Tuesday, 26 March 2013
Door mat.
So you'll either read this title and think WTF is she writing about now or you're dumb enough to think I am actually going to spend my time writing about door mats. Either way you're stupid. Just kidding, I love you... so carry on reading. So while i'm sitting here 'resting up' I thought i'd do something a little more active, okay active isn't the word but i'm not about to sit here going through all the different words I know to find the right one. Sitting here scrolling through Facebook, I see people, people who were my friends, people who are my friends, people who I dislike, people who probably dislike me, people who I love and people who just don't bother. Through the past five years of my life, I have gone through stages. Times where I disliked myself, times I thought I wasn't good enough, times I thought no-one was good enough for me and times where I thought i'd never be good enough for anyone else. And it's because of these people, these people who treat others like a 'door mat'. The people who walk into your life, get you hooked and then one day just walk on out. The ones who can't be bothered, the ones who are just simply pricks and the ones where you never really found the answer. Why as people do we think we can play with other peoples feelings? Why do we stop bothering with others? Why does everything have to be done on our terms? We are selfish that's why. Human beings are selfish. We just have different ways of expressing it. Some of us, just act upon what will make us happy, others will act in a way that will make themselves and others happy. My point is why be so selfish? What do we gain? You treat someone like shit, they treat you like shit.
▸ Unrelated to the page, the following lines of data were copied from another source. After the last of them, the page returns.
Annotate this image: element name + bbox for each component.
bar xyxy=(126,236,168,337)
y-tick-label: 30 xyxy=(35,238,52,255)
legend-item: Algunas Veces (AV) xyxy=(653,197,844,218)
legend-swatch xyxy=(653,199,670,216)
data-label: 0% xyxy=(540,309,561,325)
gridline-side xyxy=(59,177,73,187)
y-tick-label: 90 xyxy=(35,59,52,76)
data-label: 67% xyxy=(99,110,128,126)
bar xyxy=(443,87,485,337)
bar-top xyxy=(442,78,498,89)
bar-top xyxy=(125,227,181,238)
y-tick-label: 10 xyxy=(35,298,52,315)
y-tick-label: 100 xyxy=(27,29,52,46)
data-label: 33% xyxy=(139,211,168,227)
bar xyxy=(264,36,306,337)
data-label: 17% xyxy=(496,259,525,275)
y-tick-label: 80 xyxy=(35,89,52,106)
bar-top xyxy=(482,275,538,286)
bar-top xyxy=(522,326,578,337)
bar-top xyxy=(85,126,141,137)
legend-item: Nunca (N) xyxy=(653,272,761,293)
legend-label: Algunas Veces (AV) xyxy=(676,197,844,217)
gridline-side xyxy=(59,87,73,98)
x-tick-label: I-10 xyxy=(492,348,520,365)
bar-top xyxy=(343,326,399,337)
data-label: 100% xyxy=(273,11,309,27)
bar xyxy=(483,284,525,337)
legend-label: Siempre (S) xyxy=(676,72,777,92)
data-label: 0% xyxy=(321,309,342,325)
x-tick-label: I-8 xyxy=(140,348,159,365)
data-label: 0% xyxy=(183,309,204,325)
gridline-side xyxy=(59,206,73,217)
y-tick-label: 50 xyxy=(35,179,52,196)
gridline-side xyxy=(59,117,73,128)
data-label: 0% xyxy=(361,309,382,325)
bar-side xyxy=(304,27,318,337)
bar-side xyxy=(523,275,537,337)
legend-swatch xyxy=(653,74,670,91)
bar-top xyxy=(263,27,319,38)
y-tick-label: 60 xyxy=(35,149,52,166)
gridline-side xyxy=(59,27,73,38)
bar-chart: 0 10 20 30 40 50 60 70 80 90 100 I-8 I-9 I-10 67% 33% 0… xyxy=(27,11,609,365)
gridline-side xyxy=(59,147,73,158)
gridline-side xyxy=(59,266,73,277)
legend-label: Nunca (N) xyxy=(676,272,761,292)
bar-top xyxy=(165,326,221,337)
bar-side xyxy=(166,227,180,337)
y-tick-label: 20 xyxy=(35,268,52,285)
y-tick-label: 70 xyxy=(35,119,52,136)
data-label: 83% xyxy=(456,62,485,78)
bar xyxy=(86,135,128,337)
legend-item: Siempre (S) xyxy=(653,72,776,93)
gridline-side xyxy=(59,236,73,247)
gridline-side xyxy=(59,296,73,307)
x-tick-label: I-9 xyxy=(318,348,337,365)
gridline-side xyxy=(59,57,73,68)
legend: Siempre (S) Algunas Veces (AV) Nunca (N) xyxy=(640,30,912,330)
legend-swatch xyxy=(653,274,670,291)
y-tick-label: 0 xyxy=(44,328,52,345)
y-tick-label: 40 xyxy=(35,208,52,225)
It's an on going game which never really stops just dies out over time. A year can change everything. 365 days 52 weeks 12 months 1 year. At the beginning someone could be your best friend by the end they could be almost a stranger. I walk past people who were my best friends and I wonder if we were to talk what would we say? would it be awkward? would it be fine? would we argue? Or would it just be silent? But life is too short for what ifs. So for that reason, I walk by I smile and I get on with my day. The people who treat you like a door mat, aren't worth your time or thoughts. They waste your time and damage the person you are, so stop wasting your time and start making the most out of the people who are worth your time, the people who want to see you smile and laugh, the people who care.